Commercial Pre-Workouts
If buying a pre-workout:
- Look for transparent labelling (actual doses, not “proprietary blend”)
- Adequate caffeine (200+ mg)
- Adequate citrulline (6+ g)
- Beta-alanine present (3+ g)
- Avoid those with BCAAs if maintaining strict fast
- Avoid those with sugar or significant calories
- Avoid those marketed primarily on novelty stimulants
Frequently Asked Questions
Will black coffee work as a pre-workout?
For caffeine, yes.
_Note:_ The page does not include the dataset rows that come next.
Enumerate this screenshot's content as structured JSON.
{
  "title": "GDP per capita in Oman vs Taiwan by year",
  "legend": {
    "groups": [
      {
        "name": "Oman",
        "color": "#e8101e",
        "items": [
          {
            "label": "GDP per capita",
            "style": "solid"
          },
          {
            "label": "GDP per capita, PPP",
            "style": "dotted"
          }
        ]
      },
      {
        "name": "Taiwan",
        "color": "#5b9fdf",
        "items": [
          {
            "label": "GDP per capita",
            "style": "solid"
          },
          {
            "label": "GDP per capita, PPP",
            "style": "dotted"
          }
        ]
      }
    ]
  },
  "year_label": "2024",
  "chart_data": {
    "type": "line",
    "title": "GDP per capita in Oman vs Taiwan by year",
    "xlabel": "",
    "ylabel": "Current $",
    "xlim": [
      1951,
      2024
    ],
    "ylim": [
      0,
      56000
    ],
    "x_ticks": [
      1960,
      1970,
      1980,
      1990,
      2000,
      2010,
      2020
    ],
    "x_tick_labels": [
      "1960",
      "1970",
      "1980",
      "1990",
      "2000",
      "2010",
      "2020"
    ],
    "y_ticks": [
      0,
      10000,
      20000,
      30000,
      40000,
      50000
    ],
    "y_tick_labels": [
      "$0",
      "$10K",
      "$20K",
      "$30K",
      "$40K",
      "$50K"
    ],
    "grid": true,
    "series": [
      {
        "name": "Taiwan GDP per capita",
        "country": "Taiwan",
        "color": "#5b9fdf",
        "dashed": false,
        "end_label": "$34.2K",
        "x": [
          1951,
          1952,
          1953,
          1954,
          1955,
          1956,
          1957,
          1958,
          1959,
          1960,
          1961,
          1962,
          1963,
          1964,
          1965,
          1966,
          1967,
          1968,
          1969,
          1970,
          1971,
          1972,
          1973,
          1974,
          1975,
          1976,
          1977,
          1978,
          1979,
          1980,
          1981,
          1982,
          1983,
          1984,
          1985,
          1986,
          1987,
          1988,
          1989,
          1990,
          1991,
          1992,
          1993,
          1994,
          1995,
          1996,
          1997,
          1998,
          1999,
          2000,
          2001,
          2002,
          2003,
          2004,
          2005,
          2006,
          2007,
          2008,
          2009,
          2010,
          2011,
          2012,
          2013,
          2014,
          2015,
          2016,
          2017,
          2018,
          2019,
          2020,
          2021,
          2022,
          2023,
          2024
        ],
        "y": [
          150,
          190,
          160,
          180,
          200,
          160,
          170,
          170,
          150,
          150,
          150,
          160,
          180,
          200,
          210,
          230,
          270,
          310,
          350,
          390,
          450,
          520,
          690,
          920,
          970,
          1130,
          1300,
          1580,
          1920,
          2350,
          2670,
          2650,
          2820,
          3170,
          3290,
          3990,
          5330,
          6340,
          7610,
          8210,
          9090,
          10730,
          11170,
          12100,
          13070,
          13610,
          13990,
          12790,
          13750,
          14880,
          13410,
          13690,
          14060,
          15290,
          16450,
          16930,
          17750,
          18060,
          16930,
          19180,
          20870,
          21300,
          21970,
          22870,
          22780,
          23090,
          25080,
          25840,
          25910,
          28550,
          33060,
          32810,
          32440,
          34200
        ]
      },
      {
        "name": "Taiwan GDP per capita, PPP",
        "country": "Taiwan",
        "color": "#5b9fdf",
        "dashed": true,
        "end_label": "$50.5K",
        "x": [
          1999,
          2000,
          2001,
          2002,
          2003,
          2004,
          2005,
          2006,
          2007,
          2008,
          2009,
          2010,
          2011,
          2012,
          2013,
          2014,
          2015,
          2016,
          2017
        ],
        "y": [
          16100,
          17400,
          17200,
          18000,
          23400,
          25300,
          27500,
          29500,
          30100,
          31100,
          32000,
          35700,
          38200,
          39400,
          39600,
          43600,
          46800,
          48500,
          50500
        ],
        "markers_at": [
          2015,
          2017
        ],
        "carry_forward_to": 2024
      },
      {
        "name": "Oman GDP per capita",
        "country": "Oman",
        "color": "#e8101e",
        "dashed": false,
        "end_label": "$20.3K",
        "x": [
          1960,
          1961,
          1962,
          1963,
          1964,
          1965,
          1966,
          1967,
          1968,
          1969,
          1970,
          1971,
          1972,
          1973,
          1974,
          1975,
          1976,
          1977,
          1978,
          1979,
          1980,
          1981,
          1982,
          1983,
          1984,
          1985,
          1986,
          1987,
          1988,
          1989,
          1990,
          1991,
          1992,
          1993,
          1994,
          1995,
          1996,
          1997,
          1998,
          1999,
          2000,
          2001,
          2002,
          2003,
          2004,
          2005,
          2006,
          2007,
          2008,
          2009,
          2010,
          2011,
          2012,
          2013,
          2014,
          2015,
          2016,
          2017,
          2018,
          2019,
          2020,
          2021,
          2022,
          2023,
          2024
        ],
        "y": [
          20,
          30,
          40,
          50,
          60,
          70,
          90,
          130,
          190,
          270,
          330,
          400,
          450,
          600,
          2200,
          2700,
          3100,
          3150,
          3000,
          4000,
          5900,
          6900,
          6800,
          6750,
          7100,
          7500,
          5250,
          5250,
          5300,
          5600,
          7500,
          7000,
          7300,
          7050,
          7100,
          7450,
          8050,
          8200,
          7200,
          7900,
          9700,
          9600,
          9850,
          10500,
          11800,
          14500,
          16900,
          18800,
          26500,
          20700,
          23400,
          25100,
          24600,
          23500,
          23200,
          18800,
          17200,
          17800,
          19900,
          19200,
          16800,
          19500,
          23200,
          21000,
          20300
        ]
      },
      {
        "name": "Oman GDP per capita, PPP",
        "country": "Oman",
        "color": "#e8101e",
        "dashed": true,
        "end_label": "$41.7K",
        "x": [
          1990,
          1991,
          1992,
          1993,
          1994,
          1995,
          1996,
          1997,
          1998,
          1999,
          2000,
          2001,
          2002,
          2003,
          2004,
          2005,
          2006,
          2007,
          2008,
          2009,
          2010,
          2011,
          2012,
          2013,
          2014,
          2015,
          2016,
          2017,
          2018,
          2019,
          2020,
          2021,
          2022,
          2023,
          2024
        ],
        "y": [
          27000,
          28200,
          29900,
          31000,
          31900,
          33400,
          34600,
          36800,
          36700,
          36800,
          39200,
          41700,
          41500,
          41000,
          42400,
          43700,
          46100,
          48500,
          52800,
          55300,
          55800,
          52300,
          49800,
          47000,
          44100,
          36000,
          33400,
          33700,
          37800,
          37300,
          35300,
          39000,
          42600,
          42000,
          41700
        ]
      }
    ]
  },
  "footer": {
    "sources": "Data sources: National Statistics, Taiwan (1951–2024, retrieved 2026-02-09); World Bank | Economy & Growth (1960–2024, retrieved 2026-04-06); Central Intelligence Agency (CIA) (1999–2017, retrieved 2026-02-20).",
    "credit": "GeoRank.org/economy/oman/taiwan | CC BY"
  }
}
Doesn’t provide the other ingredients but caffeine alone is the most-evidenced pre-workout ergogenic.
Should I take creatine pre-workout or post?
Doesn’t matter for performance. Consistency of daily intake matters more than timing. Take whenever convenient.
How long before BCAA-free pre-workout takes effect?
Caffeine peaks 30-45 min. Citrulline peaks 30-60 min. Beta-alanine works through accumulated muscle carnosine, not acute dose - takes weeks to load.
Will the “tingle” from beta-alanine cause problems?
Harmless paresthesia from histamine effect. Splitting the dose into smaller portions reduces it. Many find it pleasant.
What about nootropics in pre-workout?
L-tyrosine, L-theanine reasonable; many novelty nootropics in pre-workouts have weak evidence. Most don’t break a fast meaningfully but don’t add much either.
Should I cycle off caffeine?
Tolerance develops over weeks. Periodic 1-2 week breaks restore sensitivity. Or maintain consistent moderate intake without cycling.
The Bottom Line
Caffeine, beta-alanine, citrulline, and creatine are the evidence-based pre-workout ingredients that don’t break a fast. BCAAs/EAAs break the fast and aren’t worth it. Build a DIY stack with these four ingredients for $30-50/month, or buy a transparent-label pre-workout that includes them in adequate doses. Skip the proprietary blend pre-workouts marketed on novelty stimulants - they’re usually under-dosed on what actually works.